5. What challenges do you anticipate in using technology responsibly, legally and ethically in your training? What could you do, and what could you say to participants, to minimise these issues?

Hopefully you will not face too many legal and ethical challenges in your training. However, if you do, it’s important to be prepared, and to know how you will respond. Some common situations and what you could do are given below: 

  • A teacher makes personal comments on others’ posts: Prevention is better than cure! Set out guidelines on what is appropriate at the beginning of the course. If you notice someone making personal comments, send them a private message and ask them not to do it. If they continue to do it, you may need to remove them from the group.
  • An assignment that is obviously plagiarised is submitted: This is a serious breach of copyright and can’t be ignored. Contact the teacher and remind them that this is an offence, but also try to find out why they did this. It might be, for example, that they are worried about getting a poor mark, lack confidence, or think they have poor language skills. You should have procedures in place about what happens in this situation – e.g. can they submit again? 
  • Someone posts offensive material in the group: Have guidelines on what to do if teachers open or post offensive websites or material as it can happen by mistake. Show people how to delete things they did not mean to post. However, this is a serious problem and you are responsible for speaking firmly to them. Get them to empathise about how the material could have been interpreted by other members of the group. 
  • A video, song or picture is not referenced: It’s easy to miss a reference yourself. If you made the mistake, apologise and use it as a way to show how referencing should be done. If it was a teacher, remind them of copyright laws and ask them to fix it.   
  • A teacher offers to share some pirated software with other teachers in the group: This is illegal as well as unethical. Make your views on this clear and advise teachers not to accept.

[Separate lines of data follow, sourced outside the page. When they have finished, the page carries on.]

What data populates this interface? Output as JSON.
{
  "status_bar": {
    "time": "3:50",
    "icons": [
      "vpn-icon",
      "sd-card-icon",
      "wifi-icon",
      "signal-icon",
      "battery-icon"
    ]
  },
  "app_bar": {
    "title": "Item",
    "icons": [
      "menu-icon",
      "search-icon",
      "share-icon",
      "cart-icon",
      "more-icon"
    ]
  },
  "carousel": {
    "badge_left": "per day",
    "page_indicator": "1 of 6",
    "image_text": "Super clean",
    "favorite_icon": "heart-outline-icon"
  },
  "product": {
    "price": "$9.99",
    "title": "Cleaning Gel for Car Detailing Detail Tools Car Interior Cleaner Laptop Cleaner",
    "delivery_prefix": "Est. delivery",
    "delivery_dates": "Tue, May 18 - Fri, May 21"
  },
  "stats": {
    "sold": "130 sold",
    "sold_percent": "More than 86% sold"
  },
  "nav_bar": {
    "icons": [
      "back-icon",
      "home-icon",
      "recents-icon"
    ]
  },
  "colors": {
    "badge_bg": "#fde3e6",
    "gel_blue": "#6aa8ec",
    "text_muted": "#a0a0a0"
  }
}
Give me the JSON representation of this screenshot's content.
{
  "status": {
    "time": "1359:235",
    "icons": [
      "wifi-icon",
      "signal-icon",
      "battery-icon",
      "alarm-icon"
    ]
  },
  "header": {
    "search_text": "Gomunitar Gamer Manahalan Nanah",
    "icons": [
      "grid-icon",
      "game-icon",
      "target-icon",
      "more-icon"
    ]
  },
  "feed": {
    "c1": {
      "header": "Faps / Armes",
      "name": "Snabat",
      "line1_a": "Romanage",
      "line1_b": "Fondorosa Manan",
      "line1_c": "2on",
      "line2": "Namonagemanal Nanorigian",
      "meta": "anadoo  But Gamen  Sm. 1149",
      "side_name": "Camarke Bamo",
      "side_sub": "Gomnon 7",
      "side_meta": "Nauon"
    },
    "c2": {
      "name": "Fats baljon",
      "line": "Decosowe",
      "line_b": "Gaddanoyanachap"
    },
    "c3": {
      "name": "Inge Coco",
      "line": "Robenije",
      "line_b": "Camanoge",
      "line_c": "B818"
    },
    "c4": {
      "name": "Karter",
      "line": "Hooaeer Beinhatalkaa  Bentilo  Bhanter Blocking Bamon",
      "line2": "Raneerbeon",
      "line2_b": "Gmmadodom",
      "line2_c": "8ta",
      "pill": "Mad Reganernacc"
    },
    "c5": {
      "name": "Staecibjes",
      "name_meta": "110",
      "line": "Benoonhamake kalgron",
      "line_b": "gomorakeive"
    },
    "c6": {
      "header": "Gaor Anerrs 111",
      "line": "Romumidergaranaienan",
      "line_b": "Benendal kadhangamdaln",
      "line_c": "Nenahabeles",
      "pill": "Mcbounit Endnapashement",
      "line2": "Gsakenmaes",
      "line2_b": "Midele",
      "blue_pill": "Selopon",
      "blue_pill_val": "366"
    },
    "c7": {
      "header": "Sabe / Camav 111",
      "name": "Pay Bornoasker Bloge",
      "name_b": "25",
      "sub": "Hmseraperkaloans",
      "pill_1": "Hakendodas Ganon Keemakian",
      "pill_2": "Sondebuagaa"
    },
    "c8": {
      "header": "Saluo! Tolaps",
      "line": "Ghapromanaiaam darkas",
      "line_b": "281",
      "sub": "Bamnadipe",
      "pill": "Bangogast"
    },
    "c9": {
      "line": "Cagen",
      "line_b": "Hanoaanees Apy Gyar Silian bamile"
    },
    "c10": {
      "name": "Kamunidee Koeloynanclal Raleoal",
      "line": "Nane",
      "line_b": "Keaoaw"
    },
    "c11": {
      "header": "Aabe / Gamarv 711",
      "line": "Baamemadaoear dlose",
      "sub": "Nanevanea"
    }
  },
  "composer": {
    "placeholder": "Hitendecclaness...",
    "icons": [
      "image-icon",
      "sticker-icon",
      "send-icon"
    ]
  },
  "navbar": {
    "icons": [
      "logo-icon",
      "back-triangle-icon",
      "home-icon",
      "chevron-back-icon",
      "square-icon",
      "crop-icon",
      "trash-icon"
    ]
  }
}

6. What changes are you going to make in your training sessions to make them more responsible, legal and ethical?

This is up to you! A fun set of rules from the Computer Ethics Institute could help you

  1. Don’t use a computer to harm other people.
  2. Don’t interfere with other people's computer work.
  3. Don’t look around other people's files.
  4. Don’t use a computer to steal.
  5. Don’t use a computer to tell lies about others.
  6. Don’t use or copy software for which you have not paid.
  7. Don’t use other people's computer resources without permission.
  8. Don’t use other people's ideas without asking.
  9. Think about the social consequences of the programmes you write.
  10. Use a computer in ways that show consideration and respect.